Jestem dość wierna produktom brązującym do twarzy. Tego typu kosmetyk to must have w mojej codziennej kosmetyczce, ponieważ nie opalam twarzy, ale lubię efekt cery muśniętej słońcem. Kiedy znajdę produkt, który spełnia moje oczekiwania, nie szukam niczego innego, konsekwentnie go używam. Tak było z Giorgio Armani Bronze Mania Sheer Bronzer 1. Był to idealny kosmetyk, jeśli lubicie naturalny efekt opalenizny, bez widocznych śladów bronzera. Pomimo intensywnego koloru w opakowaniu, był bardzo delikatny, ławty w użyciu, nie dało się nim zrobić plam. Niestety nie jestem w stanie Wam go pokazać, ponieważ pozostało po nim dosłownie kilka okruszków.
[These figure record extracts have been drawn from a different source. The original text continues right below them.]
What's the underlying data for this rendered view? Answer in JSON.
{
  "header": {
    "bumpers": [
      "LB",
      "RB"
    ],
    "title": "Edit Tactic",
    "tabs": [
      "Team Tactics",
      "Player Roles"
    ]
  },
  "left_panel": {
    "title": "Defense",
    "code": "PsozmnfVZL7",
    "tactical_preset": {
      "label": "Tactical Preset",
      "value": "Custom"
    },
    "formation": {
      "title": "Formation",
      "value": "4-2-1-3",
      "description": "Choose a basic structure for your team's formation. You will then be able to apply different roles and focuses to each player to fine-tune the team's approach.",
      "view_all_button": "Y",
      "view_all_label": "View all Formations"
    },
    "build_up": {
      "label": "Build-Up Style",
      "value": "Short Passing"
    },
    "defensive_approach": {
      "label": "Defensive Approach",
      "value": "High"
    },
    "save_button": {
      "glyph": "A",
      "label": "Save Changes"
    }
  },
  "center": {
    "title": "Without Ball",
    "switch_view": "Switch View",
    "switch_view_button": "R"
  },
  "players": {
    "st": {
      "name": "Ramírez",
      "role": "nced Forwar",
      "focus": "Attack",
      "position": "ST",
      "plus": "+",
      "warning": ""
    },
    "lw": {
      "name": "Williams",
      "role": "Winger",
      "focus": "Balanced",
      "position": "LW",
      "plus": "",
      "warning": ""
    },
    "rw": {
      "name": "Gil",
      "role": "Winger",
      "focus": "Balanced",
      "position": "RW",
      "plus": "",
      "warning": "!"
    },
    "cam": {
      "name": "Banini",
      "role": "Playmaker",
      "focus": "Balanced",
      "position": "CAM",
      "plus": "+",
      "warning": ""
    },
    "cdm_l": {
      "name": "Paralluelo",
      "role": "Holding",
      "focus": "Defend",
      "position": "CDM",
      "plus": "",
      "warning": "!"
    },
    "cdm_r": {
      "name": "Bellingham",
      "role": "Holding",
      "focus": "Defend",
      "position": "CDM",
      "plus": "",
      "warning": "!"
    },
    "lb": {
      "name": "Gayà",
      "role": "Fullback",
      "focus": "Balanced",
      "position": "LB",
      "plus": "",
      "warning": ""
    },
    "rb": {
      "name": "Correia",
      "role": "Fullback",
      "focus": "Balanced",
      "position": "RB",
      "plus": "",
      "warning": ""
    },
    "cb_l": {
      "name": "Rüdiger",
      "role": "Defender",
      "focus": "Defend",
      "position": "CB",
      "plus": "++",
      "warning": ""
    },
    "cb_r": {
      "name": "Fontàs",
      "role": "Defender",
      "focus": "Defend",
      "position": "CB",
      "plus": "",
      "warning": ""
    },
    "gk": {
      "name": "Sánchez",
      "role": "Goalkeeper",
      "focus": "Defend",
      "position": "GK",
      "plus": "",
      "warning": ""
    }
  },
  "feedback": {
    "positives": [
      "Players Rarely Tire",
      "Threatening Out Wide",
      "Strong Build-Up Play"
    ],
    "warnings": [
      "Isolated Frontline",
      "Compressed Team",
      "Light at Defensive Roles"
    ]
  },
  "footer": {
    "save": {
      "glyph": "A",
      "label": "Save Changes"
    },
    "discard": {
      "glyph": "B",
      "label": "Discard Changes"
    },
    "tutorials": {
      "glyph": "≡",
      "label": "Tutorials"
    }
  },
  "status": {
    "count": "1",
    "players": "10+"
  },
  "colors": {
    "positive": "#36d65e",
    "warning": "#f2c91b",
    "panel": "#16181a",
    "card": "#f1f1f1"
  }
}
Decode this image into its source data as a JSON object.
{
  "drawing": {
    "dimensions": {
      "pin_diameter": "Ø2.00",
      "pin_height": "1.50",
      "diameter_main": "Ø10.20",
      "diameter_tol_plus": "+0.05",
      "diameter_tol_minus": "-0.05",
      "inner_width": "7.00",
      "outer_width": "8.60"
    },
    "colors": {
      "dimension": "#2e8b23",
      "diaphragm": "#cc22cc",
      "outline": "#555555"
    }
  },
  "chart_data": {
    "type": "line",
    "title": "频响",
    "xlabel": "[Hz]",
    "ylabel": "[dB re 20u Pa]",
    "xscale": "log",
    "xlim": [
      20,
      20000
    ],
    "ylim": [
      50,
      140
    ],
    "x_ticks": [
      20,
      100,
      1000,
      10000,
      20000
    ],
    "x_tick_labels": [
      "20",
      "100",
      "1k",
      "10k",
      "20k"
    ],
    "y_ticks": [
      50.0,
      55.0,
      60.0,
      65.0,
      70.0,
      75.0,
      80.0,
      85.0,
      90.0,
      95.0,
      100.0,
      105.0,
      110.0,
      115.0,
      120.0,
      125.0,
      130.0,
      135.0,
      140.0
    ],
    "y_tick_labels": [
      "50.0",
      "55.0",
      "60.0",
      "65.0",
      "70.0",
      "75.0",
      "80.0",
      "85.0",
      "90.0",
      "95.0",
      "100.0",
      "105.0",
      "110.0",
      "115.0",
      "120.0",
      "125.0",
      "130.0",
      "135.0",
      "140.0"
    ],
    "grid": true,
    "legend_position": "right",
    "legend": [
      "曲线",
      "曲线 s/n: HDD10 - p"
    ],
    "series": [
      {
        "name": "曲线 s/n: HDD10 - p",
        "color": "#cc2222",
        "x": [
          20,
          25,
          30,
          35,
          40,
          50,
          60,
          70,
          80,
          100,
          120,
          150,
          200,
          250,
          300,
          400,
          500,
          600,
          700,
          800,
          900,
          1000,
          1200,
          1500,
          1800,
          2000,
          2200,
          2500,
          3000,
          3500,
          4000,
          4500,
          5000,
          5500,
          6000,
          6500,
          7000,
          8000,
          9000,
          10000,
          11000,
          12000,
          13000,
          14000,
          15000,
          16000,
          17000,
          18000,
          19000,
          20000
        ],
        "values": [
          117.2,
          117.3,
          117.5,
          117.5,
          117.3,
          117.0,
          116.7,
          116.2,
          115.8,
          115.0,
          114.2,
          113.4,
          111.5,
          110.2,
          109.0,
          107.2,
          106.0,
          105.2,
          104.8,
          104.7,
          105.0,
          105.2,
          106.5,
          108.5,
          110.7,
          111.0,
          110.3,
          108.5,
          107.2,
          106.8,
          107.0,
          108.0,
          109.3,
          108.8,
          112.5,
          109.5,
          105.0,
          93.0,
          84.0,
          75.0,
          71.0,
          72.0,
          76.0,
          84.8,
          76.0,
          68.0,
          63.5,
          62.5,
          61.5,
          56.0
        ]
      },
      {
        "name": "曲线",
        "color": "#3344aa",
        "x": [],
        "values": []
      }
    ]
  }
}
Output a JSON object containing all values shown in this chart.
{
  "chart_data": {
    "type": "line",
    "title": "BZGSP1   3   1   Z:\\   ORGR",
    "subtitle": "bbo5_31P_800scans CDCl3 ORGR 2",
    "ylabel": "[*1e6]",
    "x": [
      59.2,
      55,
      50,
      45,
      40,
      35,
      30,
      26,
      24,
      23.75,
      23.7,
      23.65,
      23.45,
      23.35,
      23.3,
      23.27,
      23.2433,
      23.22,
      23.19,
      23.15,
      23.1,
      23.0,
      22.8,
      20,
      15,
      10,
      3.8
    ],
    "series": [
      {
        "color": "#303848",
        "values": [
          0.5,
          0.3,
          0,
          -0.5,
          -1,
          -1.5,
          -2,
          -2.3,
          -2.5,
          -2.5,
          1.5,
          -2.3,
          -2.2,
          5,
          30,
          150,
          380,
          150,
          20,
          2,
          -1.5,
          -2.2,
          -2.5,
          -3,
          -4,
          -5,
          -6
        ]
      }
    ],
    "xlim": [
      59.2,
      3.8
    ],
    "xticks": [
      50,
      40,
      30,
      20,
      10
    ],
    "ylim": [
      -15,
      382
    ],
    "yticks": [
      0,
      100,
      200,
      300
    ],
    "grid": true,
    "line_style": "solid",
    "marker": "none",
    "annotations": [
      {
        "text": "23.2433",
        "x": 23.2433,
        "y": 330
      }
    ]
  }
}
Ze względu na jego wysoką cenę, nie chciałam kupować go ponownie, a szukałam tańszego odpowiednika. W drogerii zwróćiłam uwagę na Manhattan Natural Bronzing Powder. Kolor wydał mi się niezwykle podobny, a ponieważ był ostatni na półce, postanowiłam zaryzykować. Jest niedrogi ( ok. 22zł ), w opakowaniu dostajemy 10g produktu ( Armani - 7,2g) i muszę powiedzieć, że jestem z niego naprawdę zadowolona. Na skórze daje nieco cieplejszy efekt od G.A, jednak wciąż jest to ten sam typ produktu-subtelny, miękki, łatwy do rozprowadzenia. Z tego powodu muszę zanaczyć,że nie jest to kosmetyk dla osób, które lubią intensywny efekt. Ma w sobie delikatne drobinki, które na twarzy nie są już aż tak widoczne. Idealny do ocieplnenia karnacji. Nie mam mu nic do zarzucenia, jeśli chodzi o trwałość, trzyma się aż do chwili zmycia go wieczorem. Nie zawiera parafiny, oleju mineralnego. Dodatkowym plusem jest piękny zapach, który nie powoduje żadnego podrażnienia ( kosmetyk mnie nie uczulił ). Ode mnie ogromny plus, całkowicie zapełnił pustkę po Armanim i już zupełnie za nim nie tęsknię.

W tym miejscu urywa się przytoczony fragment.